許さないことにした

 人生の半分以上をいじめられて過ごしてきた。幼稚園から中学校までは当たり前のように被害を受けていたし、会社員になり、それがヒートアップするとは思いもしなかった。そういったことを頭に入れると、自分という人間が『いじめ甲斐のある奴』なのかも知れない。
 個人的に最も酷かったのは小学校の頃のいじめであったが、中学時代に受けたものも精神的に参った。それは、クラスの女子が中心になって行われるもので、女の娘に嫌われたくない他の男子生徒も私への態度が変化して行った。そして、その中心となっていた人物が、今回のエッセイの主役となる庵中さんである。
 そもそも、庵中さんはいじめっ子の気質が非常に強い女だった。自分よりも立場が弱い人達をバカにして、更には知的障害があったり家庭環境が良くない完全にアウトな方々にも攻撃的になっていた。そして、次第に私も標的となって行くこととなり、思春期を台無しにされたと言って良いだろう。
 さて、そんな庵中さんの存在を再び知ったのは、やっていたSNSで色々と検索をしていた最中であった。彼女の本名を調べたところ、何人もの罪のない同級生をいじめていたことを隠すことなく、堂々とその醜い姿を曝け出していたのである。それを見て、庵中さんの性格の悪さがそのまま顔に出たのだと感じたものの、何となくとある感情が生じた。もし、彼女がこれまでの悪行を反省して私のフレンドとなるなら、これまでの忘れられないいじめの数々を許すことに決めたのである。
 そんなこともあり、私は庵中さんにフレンドリクエストを送った。この行為は、今でもいじめられた経験がフラッシュバックとなる我が身にとってもプラスとなると考えた結果である。後々、彼女が謝る気があるのならば、それは過去のこととして割り切ろう・・・・・・そんな心持ちで庵中さんと接する気でいたのである。
 しかし、結果は失敗に終わった。
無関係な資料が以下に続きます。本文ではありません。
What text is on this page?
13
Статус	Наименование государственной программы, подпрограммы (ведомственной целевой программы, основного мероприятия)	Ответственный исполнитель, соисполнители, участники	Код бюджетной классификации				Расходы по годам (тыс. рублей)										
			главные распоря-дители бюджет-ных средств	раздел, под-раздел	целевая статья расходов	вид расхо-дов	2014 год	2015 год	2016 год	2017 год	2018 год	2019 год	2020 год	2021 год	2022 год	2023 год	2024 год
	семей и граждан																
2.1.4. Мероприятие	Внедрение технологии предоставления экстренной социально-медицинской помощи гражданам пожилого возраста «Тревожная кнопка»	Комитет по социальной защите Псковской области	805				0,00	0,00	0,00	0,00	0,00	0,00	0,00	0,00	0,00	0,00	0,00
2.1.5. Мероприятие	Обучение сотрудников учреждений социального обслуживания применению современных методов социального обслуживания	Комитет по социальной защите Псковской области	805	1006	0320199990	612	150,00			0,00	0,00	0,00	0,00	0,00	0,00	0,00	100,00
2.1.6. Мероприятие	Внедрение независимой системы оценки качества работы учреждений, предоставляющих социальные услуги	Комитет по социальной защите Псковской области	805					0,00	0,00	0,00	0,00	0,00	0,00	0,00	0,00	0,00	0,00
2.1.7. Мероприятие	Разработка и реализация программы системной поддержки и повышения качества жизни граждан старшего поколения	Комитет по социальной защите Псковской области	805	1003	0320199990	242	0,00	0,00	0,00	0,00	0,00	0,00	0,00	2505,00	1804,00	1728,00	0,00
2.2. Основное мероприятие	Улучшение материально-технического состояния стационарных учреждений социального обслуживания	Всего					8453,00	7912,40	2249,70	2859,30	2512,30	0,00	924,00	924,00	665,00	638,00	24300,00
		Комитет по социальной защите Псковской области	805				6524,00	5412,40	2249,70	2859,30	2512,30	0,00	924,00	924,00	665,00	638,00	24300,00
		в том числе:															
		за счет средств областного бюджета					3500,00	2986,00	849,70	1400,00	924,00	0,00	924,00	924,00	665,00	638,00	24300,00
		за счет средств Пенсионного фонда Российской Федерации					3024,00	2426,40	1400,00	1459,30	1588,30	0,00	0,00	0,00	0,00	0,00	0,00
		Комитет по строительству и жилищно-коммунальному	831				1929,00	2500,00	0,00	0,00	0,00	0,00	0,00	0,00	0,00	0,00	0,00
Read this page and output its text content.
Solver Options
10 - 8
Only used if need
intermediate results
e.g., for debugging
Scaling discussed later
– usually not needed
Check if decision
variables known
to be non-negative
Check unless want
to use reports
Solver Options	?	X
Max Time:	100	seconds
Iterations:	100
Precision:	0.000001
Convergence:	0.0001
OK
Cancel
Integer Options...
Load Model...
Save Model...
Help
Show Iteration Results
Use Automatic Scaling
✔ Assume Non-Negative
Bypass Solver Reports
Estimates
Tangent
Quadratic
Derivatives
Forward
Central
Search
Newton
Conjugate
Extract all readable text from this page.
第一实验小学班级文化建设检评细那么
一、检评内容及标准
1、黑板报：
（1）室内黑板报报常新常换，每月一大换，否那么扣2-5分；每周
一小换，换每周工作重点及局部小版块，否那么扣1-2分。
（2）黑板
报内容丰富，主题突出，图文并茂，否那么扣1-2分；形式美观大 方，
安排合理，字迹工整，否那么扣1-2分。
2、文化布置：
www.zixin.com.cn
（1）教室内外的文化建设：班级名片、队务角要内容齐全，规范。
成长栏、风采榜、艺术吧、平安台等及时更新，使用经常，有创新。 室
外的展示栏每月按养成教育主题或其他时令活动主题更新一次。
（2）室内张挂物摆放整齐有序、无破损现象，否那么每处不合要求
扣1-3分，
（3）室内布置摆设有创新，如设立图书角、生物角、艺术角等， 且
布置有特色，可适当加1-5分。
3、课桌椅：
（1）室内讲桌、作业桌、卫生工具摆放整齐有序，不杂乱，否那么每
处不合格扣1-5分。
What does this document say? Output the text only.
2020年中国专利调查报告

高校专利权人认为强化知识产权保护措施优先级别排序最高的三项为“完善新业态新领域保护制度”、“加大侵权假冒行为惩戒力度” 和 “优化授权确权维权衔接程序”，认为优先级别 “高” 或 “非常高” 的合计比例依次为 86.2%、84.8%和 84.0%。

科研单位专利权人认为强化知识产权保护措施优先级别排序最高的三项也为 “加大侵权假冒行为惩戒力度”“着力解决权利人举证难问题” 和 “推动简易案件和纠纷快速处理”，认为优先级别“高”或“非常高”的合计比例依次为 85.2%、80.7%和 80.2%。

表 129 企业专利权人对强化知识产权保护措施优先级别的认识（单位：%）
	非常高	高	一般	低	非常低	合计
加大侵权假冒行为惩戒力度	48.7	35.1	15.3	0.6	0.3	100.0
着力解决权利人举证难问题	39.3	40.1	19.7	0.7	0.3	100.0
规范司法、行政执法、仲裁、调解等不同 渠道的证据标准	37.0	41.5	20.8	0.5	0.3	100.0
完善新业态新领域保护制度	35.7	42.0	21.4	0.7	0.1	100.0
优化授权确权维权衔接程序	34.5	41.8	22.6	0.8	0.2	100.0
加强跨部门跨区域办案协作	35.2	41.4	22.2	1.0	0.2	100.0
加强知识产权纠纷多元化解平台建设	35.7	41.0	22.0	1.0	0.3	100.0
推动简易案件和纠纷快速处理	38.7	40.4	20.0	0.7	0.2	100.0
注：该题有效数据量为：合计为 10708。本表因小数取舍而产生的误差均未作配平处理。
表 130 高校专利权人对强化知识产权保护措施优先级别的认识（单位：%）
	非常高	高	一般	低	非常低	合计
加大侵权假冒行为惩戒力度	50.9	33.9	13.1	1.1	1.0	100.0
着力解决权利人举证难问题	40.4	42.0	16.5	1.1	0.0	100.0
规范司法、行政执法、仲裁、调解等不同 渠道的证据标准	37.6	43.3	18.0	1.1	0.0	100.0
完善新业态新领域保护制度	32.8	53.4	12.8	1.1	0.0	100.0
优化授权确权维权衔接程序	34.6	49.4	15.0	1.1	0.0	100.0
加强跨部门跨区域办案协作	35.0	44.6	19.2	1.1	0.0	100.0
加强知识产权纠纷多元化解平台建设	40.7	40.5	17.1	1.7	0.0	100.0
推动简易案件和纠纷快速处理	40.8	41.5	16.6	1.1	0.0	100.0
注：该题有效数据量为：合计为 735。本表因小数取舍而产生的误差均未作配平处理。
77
庵中さんは私のリクエストを拒否したのである。
 これによって、私は再生の可能性が崩れ去ることを実感した。庵中さんもせっかくのチャンスを無駄にしたけれども、それ以上に、自分がこれまでのいじめ経験から救われることもなくなったのは痛い。どうやら、これからも『いじめ甲斐のある奴』という存在として生きて行くしかなさそうである。
 これから先、私は庵中さんを永遠に許さないだろう。だが、そんなことがイジイジと頭の中を巡っていても、別に痛くも痒くもないことだけは明らかだ。ただ、彼女を絶対に許さない自分が存在している。本当にそれだけのことなのである。